Dentro de las células, debe hacerse especial hincapié en la lucha contra todo tipo de desviación ya sea liberalismo, como elementos y comportamientos burocráticos, etc…  Deben ser capaces de elevar a un modo cualitativamente superior la toma de decisiones colectivas, a través del desarrollo de los militantes, la participación de los mismos en el debate y la responsabilidad individual a través del uso de la crítica y autocrítica.

Deben ser capaces de designar tareas concretas entre sus integrantes y tener una capacidad de control sistemático sobre el cumplimiento de las mismas. A su vez deben aumentar el número de simpatizantes del partido y acercarlos cada vez más a la línea política del mismo, deben analizarlos y ser capaces de delegar en ellos tareas concretas para que demuestren su apoyo y fidelidad al partido.

La historia de estos partidos ha demostrado que, a pesar de todas las dificultades y obstáculos con las que se enfrente un partido comunista, si este, siguiendo fielmente los principios del marxismo leninismo, adaptada su estructura organizativa y su métodos de trabajo a las condiciones materiales en las que se encuentre, ya sea semiclandestinidad o clandestinidad, el partido es capaz de imponerse a estos obstáculos y dificultades produciendo un desarrollo cualitativo del mismo. Sin embargo, si el partido claudica, y sigue manteniendo la misma estructura organizativa y métodos de trabajo una vez cambiadas las condiciones materiales, el partido desaparece. Esta es una de las verdades objetivas que enseña la historia de los Partidos Comunistas históricos.
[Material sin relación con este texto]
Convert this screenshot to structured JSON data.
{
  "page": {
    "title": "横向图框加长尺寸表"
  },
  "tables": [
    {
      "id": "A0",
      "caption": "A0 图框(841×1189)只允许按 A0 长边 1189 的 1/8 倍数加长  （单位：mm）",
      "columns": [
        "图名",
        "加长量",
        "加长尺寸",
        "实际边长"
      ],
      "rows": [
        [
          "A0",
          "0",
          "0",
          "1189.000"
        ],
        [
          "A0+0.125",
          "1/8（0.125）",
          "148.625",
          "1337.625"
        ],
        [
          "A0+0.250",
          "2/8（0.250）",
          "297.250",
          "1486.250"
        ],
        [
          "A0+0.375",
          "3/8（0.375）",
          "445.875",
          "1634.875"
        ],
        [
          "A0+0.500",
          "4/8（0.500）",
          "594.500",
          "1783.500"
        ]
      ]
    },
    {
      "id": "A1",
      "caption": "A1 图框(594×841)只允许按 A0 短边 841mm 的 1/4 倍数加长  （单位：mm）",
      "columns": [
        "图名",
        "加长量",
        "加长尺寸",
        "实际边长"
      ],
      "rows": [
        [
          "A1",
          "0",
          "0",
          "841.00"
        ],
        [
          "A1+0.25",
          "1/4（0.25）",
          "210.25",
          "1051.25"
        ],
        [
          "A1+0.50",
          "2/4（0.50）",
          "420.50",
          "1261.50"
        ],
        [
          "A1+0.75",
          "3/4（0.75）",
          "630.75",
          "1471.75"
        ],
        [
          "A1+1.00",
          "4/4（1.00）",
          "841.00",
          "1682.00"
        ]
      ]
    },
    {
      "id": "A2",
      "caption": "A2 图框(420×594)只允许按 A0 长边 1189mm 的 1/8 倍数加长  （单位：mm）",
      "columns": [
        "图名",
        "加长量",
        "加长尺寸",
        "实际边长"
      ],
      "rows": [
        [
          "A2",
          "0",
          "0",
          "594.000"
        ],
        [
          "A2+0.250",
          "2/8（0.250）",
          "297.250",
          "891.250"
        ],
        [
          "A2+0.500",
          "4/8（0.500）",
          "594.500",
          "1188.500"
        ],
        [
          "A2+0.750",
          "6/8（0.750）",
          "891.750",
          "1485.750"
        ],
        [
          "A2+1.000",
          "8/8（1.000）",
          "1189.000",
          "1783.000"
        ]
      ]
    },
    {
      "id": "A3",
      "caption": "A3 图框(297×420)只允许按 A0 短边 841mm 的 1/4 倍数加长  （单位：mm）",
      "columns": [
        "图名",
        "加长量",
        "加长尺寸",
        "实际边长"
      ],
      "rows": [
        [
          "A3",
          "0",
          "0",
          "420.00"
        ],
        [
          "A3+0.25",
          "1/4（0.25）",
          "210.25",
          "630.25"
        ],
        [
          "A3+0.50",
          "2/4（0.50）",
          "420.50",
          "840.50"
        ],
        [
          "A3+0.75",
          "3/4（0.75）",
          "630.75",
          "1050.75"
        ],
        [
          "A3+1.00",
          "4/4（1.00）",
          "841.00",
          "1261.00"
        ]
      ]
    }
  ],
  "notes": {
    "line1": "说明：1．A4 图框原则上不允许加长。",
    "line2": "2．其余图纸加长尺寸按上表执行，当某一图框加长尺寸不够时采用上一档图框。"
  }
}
“Recordad, camaradas, que solo son buenos aquellos cuadros que no tienen miedo a las dificultades, que no se esconden ante las dificultades, sino que por el contrario, marchan a su  encuentro para superarlas y liquidarlas. Solo en las dificultades se forjan los verdaderos cuadros”. (Stalin).

 

Julio Moreno.

[1] Documentos del II Congreso del PCE (m-l)

[2] Elena Ódena. Notas Para la Escuela del Partido. Escritos Políticos Vol. 2

[3] Historia del Partido Comunista (Bolchevique) de la URSS tomo 2, compendio redactado por una comisión del comité central del PC (b) de la URSS aprobado en 1938 por el CC.

[4] Historia del Partido del trabajo de Albania. Instituto  de Estudios Marxistas-leninistas adjunto al CC del PTA.